Image by Daniel Agrelo from Pixabay
Recently, I asked my daughter Karyn to name three technological developments that allowed country music to rise from obscurity in the Southern hills and become a commercial success.
She named television. I reminded her country music emerged in the 1920s, and she said radio. Quite right. I gave her some hints and she got the other two: intercity roads and cars; and record players and records.
She has learned a lot about 20th Century history and culture. It also helped that we had recently been discussing the 16-hour documentary and beautiful thick coffee-table book, Country Music, by Ken Burns and Dayton Duncan. If you haven’t yet seen them, there’s a pleasant surprise awaiting you.
The authors don’t directly address my question. But their accounts of the people, events and history covers so much detail about the role each of these technologies played that it’s hard to miss when you watch or read about the musicians.
Jimmie Rodgers, “The Singing [railroad] Brakeman” and “The Blue Yodeler” from Meridian, Mississippi, was the Father of Country Music. The Carter Family from southwest Virginia was the First Family. Both began their commercial careers in 1927, and country music emerged from a long history in the hills and hollows.
Earlier that year, Henry Ford produced his last Model T, or “Tin Lizzy,” priced at $825 when he began production in 1908. Via production efficiencies, he had lowered the price ultimately to $260 (roughly $3600 today), and thereby changed the private automobile from a rich person’s toy to a family and business necessity. It made him rich, but the benefit to the world was vastly greater than that for Ford, his suppliers, dealers and employees.
The supply of vehicles created a demand for paved intercity roads. During the Great War, Dwight Eisenhower, a logistics specialist in the army, learned how difficult it was to move troops, vehicles and materiel across the country. That led him to champion the interstate highway system when he became president. Also, Harry Truman found success as a politician by getting roads built in the Kansas City area after the war.
Without the newly burgeoning road and vehicle system in the 1920s, Rodgers and the Carters would have remained poor but beloved local artists, and the business would not have been born. Like many fly boys in the Roaring Twenties, Rodgers, the Carters and others became barn-stormers. Even so, country music would never have blossomed into the fantastic business and art form it has become if not for radio and records.
Radio and records, of course, went hand in hand. The broadcast communications medium needed content to attract listeners and thus advertisers, and records needed a marketing channel. A marriage made in heaven.

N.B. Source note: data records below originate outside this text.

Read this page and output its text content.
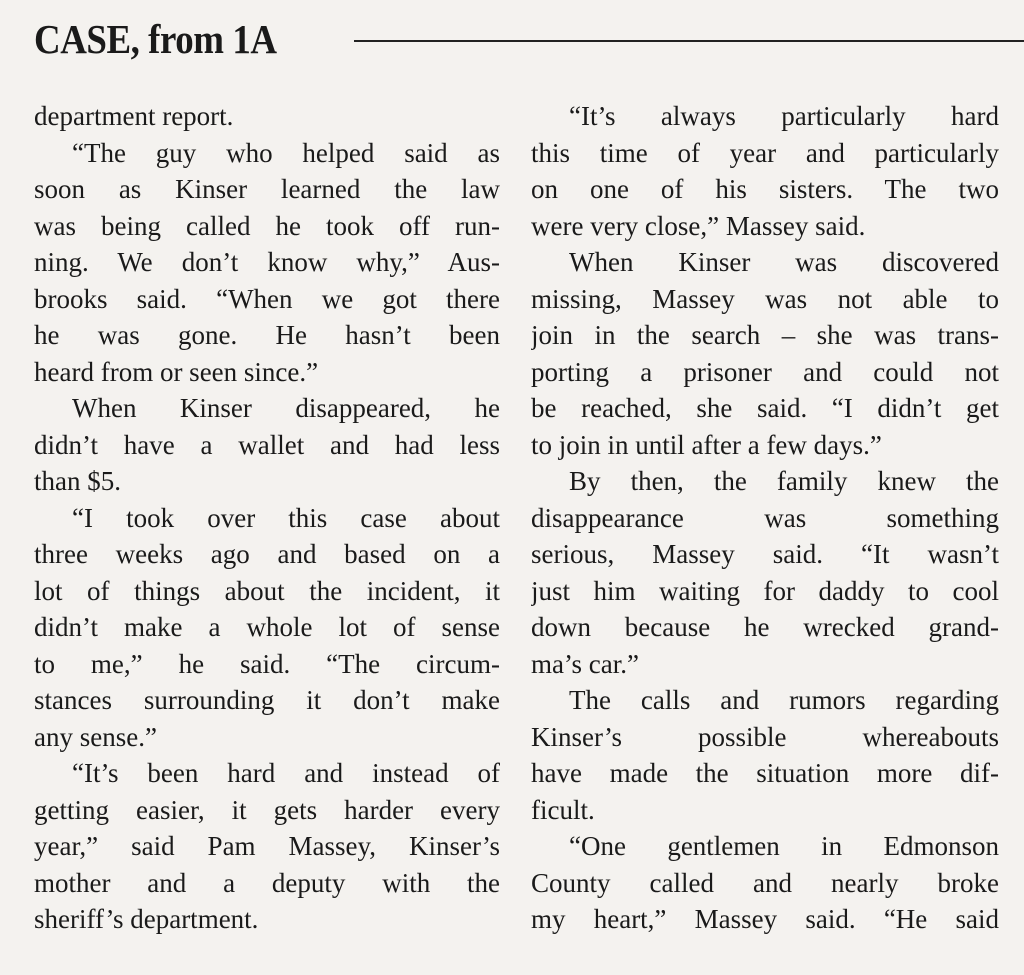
CASE, from 1A
department report.
“The guy who helped said as
soon as Kinser learned the law
was being called he took off run-
ning. We don’t know why,” Aus-
brooks said. “When we got there
he was gone. He hasn’t been
heard from or seen since.”
When Kinser disappeared, he
didn’t have a wallet and had less
than $5.
“I took over this case about
three weeks ago and based on a
lot of things about the incident, it
didn’t make a whole lot of sense
to me,” he said. “The circum-
stances surrounding it don’t make
any sense.”
“It’s been hard and instead of
getting easier, it gets harder every
year,” said Pam Massey, Kinser’s
mother and a deputy with the
sheriff’s department.
“It’s always particularly hard
this time of year and particularly
on one of his sisters. The two
were very close,” Massey said.
When Kinser was discovered
missing, Massey was not able to
join in the search – she was trans-
porting a prisoner and could not
be reached, she said. “I didn’t get
to join in until after a few days.”
By then, the family knew the
disappearance was something
serious, Massey said. “It wasn’t
just him waiting for daddy to cool
down because he wrecked grand-
ma’s car.”
The calls and rumors regarding
Kinser’s possible whereabouts
have made the situation more dif-
ficult.
“One gentlemen in Edmonson
County called and nearly broke
my heart,” Massey said. “He said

Enter young Ralph Peer of Independence, Missouri, from the General Phonograph Corporation. Peer understood the symbiosis among his business, music and radio. He had pioneered the ethnic and black record markets, and then he discovered country. An Atlanta businessman convinced him to produce a country fiddler record by agreeing to buy the first 500 copies. They sold like hotcakes, and Peer saw the future.
He understood he could create a pipeline of continuous content if everyone in the supply chain benefitted. One key was to get song-writers copyright credits and thus income, which would produce an endless supply of new music. Many country musicians wrote their own material, and some smart ones were happy to copyright pieces they learned along the way.

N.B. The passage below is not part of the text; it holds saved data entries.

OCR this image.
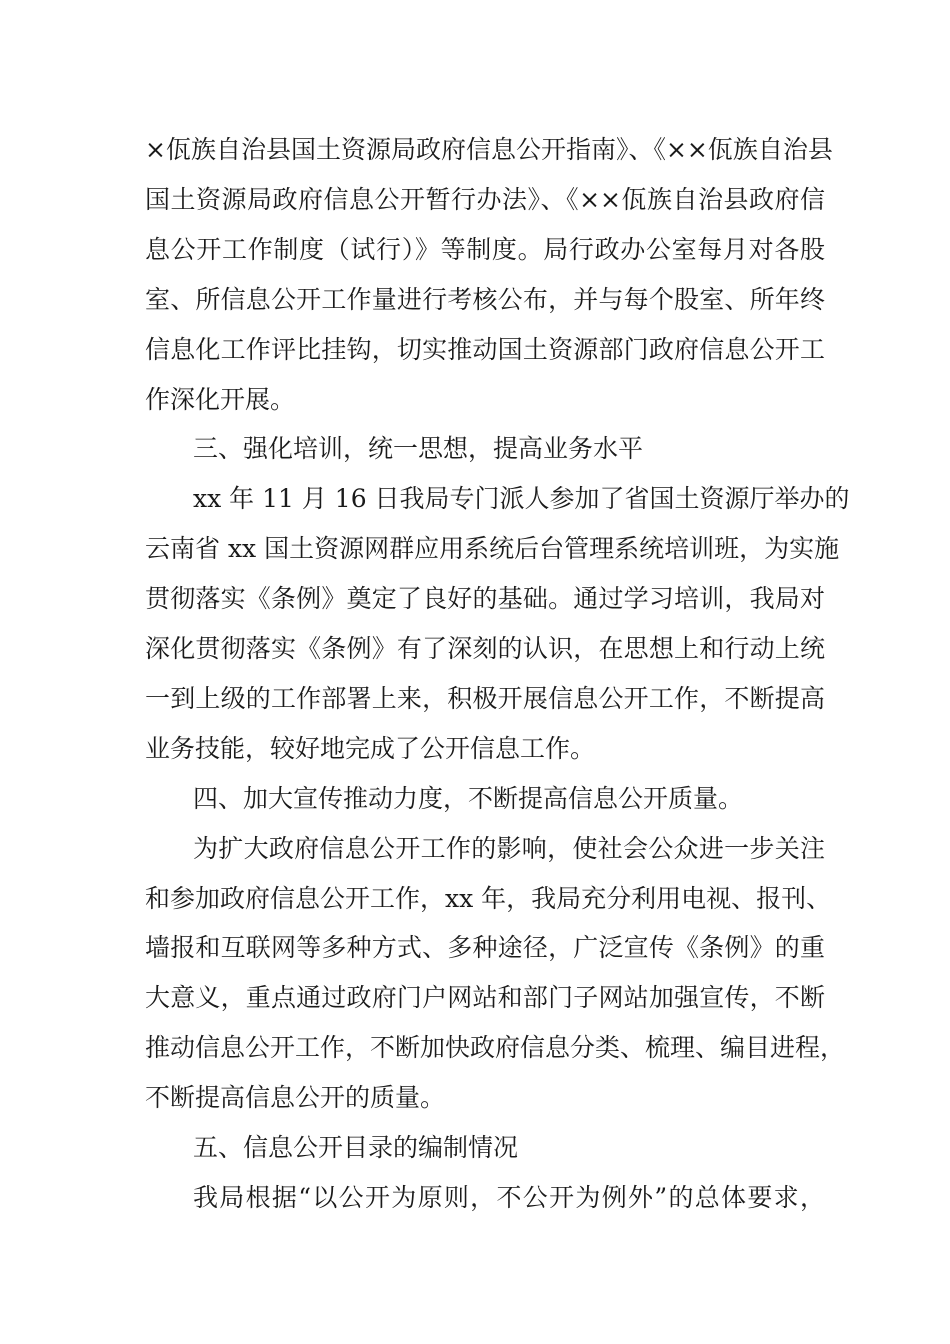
×佤族自治县国土资源局政府信息公开指南》、《××佤族自治县
国土资源局政府信息公开暂行办法》、《××佤族自治县政府信
息公开工作制度（试行）》等制度。局行政办公室每月对各股
室、所信息公开工作量进行考核公布，并与每个股室、所年终
信息化工作评比挂钩，切实推动国土资源部门政府信息公开工
作深化开展。
三、强化培训，统一思想，提高业务水平
xx 年 11 月 16 日我局专门派人参加了省国土资源厅举办的
云南省 xx 国土资源网群应用系统后台管理系统培训班，为实施
贯彻落实《条例》奠定了良好的基础。通过学习培训，我局对
深化贯彻落实《条例》有了深刻的认识，在思想上和行动上统
一到上级的工作部署上来，积极开展信息公开工作，不断提高
业务技能，较好地完成了公开信息工作。
四、加大宣传推动力度，不断提高信息公开质量。
为扩大政府信息公开工作的影响，使社会公众进一步关注
和参加政府信息公开工作，xx 年，我局充分利用电视、报刊、
墙报和互联网等多种方式、多种途径，广泛宣传《条例》的重
大意义，重点通过政府门户网站和部门子网站加强宣传，不断
推动信息公开工作，不断加快政府信息分类、梳理、编目进程，
不断提高信息公开的质量。
五、信息公开目录的编制情况
我局根据“以公开为原则，不公开为例外”的总体要求，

Peer travelled extensively, seeking out new musicians to record, and sent records to radio stations everywhere. Soon, we had a booming new commercial art form. Because he always made money for his partners.
Not just in the country, either. In fact, the original country radio superstation was WLS in Chicago, which broadcast the Saturday Night Barn Dance.
So, enjoy Loretta Lynn, Dolly Parton, Johnny Cash, Waylon Jennings, Kris Kristofferson, Willie Nelson and so many others. I sure do.
But as you do, say a prayer of thanks for the inventors and innovators such as Thomas Edison (the phonograph), Guglielmo Marconi (radio) and Henry Ford (the assembly line). And include a special blessing for Ralph Peer and the legions of other entrepreneurs who made it all happen.